The above (temporally long) StackOverflow claims in 2017, an
actual EXIF chunk was added. The benefit of this, is
no "custom" handler would be needed to attempt to parse
key-value pairs from one of the older chunk types. Since this
is optional, no program absolutely has to add it, and the
usual 4CC parse logic applies (a field you don't understand,
ignore it).

http://ftp-osl.osuosl.org/pub/libpng....0.html#C.eXIf

[4CC code of "eXIf" case sensitive]

As of today then, you can add it.

It's just a matter of "tools" to do it.

Note that the idea of compressing text means that you
can't just necessarily dump the old chunk style into
a hex editor and "recognize" the text by eye. Only the
weakest kinds of compression (like LZ4) allow doing that.

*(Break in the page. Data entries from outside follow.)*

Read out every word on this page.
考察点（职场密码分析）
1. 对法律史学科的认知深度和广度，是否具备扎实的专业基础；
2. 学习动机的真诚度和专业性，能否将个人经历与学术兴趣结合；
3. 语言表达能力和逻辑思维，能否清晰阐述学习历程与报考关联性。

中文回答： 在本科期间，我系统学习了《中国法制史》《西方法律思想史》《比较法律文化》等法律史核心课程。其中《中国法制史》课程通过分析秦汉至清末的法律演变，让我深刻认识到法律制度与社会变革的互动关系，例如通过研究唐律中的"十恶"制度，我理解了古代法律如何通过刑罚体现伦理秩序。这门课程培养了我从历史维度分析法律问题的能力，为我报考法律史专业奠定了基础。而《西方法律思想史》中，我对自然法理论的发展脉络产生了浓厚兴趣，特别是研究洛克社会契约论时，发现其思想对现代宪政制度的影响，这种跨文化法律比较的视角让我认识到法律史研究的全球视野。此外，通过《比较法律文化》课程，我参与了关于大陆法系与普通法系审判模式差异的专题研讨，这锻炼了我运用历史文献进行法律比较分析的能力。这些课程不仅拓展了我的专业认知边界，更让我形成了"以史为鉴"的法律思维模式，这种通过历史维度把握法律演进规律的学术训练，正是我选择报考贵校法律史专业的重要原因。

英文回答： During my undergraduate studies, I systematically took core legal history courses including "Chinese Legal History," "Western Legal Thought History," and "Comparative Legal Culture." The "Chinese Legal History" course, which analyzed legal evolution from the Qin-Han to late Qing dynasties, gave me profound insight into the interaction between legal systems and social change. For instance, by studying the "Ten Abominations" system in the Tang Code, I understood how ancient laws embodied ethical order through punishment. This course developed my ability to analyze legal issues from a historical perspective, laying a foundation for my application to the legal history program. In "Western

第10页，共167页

Whereas, at a guess, if an EXIF chunk was added, I would
expect the EXIF chunk to be similar to other image formats,
and concentrate more on usability than efficiency. If we
could find an example of a 2017+ PNG with added EXIF, then
we could check for that.

But otherwise, PNG has a lot of emphasis on efficiency.
That's why one PNG program, it attempts to compress a
PNG like 20 times (with different settings), it compares
all the compressed sizes, then "picks" the smallest file
out of the lot. PNG has multiple bit-depth settings,
which allow cartoon-like materials to be heavily compressed.

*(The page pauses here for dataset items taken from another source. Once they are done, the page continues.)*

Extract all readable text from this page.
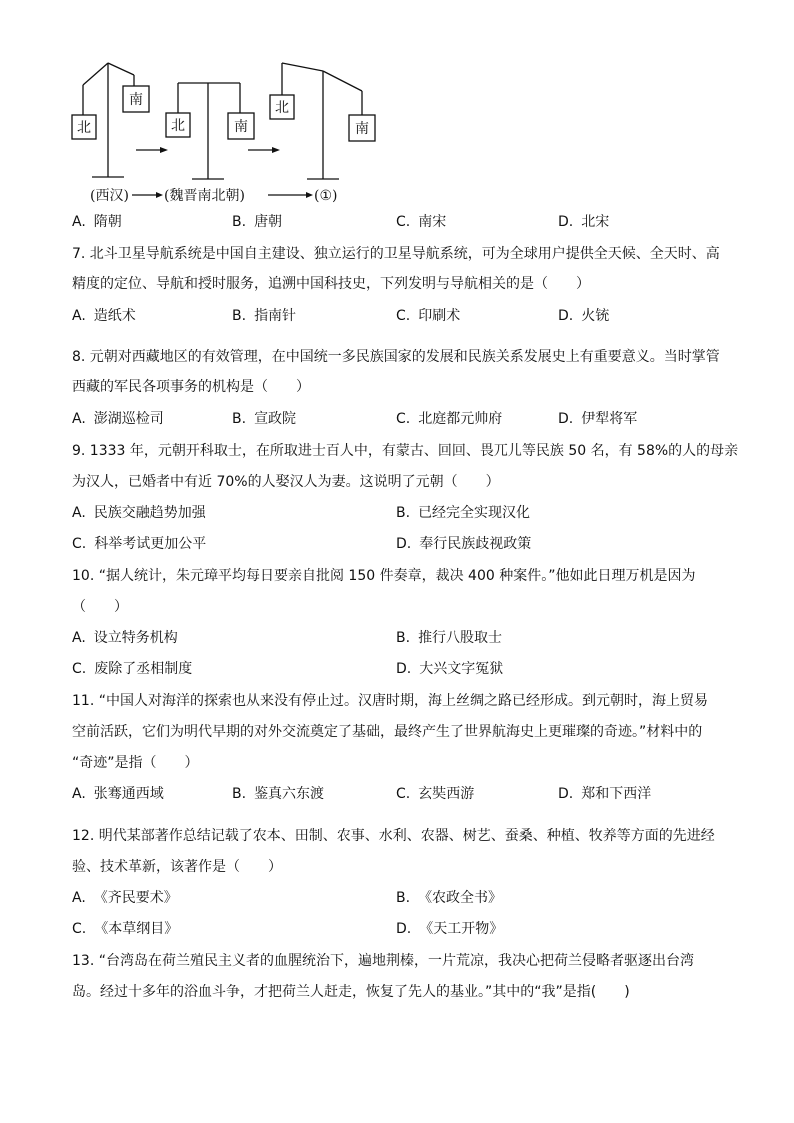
北
南
北	南
北
南
(西汉)	(魏晋南北朝)	(①)
A. 隋朝	B. 唐朝	C. 南宋	D. 北宋
7. 北斗卫星导航系统是中国自主建设、独立运行的卫星导航系统，可为全球用户提供全天候、全天时、高
精度的定位、导航和授时服务，追溯中国科技史，下列发明与导航相关的是（　　）
A. 造纸术	B. 指南针	C. 印刷术	D. 火铳
8. 元朝对西藏地区的有效管理，在中国统一多民族国家的发展和民族关系发展史上有重要意义。当时掌管
西藏的军民各项事务的机构是（　　）
A. 澎湖巡检司	B. 宣政院	C. 北庭都元帅府	D. 伊犁将军
9. 1333 年，元朝开科取士，在所取进士百人中，有蒙古、回回、畏兀儿等民族 50 名，有 58%的人的母亲
为汉人，已婚者中有近 70%的人娶汉人为妻。这说明了元朝（　　）
A. 民族交融趋势加强	B. 已经完全实现汉化
C. 科举考试更加公平	D. 奉行民族歧视政策
10. “据人统计，朱元璋平均每日要亲自批阅 150 件奏章，裁决 400 种案件。”他如此日理万机是因为
（　　）
A. 设立特务机构	B. 推行八股取士
C. 废除了丞相制度	D. 大兴文字冤狱
11. “中国人对海洋的探索也从来没有停止过。汉唐时期，海上丝绸之路已经形成。到元朝时，海上贸易
空前活跃，它们为明代早期的对外交流奠定了基础，最终产生了世界航海史上更璀璨的奇迹。”材料中的
“奇迹”是指（　　）
A. 张骞通西域	B. 鉴真六东渡	C. 玄奘西游	D. 郑和下西洋
12. 明代某部著作总结记载了农本、田制、农事、水利、农器、树艺、蚕桑、种植、牧养等方面的先进经
验、技术革新，该著作是（　　）
A. 《齐民要术》	B. 《农政全书》
C. 《本草纲目》	D. 《天工开物》
13. “台湾岛在荷兰殖民主义者的血腥统治下，遍地荆榛，一片荒凉，我决心把荷兰侵略者驱逐出台湾
岛。经过十多年的浴血斗争，才把荷兰人赶走，恢复了先人的基业。”其中的“我”是指(　　)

For some reason, the program for doing that can't seem to
just pick the best options from an analysis of the format,
and relies on brute force compression followed by
selection, to pick the format. People use such programs
for web site preparation and crushing the byte count
for best efficiency. Like it matters when the .js fleet
is 5MB :-( "The part that pays the bills", they don't
care how big that part gets. Whereas the PNG file must
be crushed flat.

So if you were expecting to see a lot of metadata in
web page PNGs, I would guess it wouldn't be that common.
It would take a JPG camera picture, a workflow with
2017 extension support, followed by presentation of
the item by an amateur somewhere.

In a quick search, the PNGs in my current download folder,
none of those seemed to have anything resembling an EXIF.
But that doesn't mean anything. Whereas if I were to
start throwing downloaded JPG images into HxD, I would
likely be seeing some text up near the front (an occasional
JPG would still have the camera data).

Summary: Yes, you can add metadata.
Problem one, is adding the new chunk type.
Problem two, is a recipient being able to view the
new added chunk.
Problem three, is downloading a recent enough tool,
so that JPG to PNG conversion, conserves the EXIF part,
so you won't be doing this by hand.

I doubt I have anything like that here, since I would never
have expected an image format to evolve, and then me
needing to upgrade tools for that specific purpose.
Imagemagick is probably the tool I would be most likely
to sample a new version. GIMP, the "playing with the interface
crap", has driven me away from trying new versions. While I have
Irfanview on a number of OS installs here, I don't spend a lot
of time in that program to know when support for that would
be added.

For these newsgroups then, the question would be whether
the federated search has a handler for EXIF in PNG and
indexes it, or has an option to display an EXIF chunk if you
manage to add one. I presume you want integration so
the OS does something useful too.

If the 2017 date is correct, I wouldn't expect miracles. Even
Windows 10 might be missing support.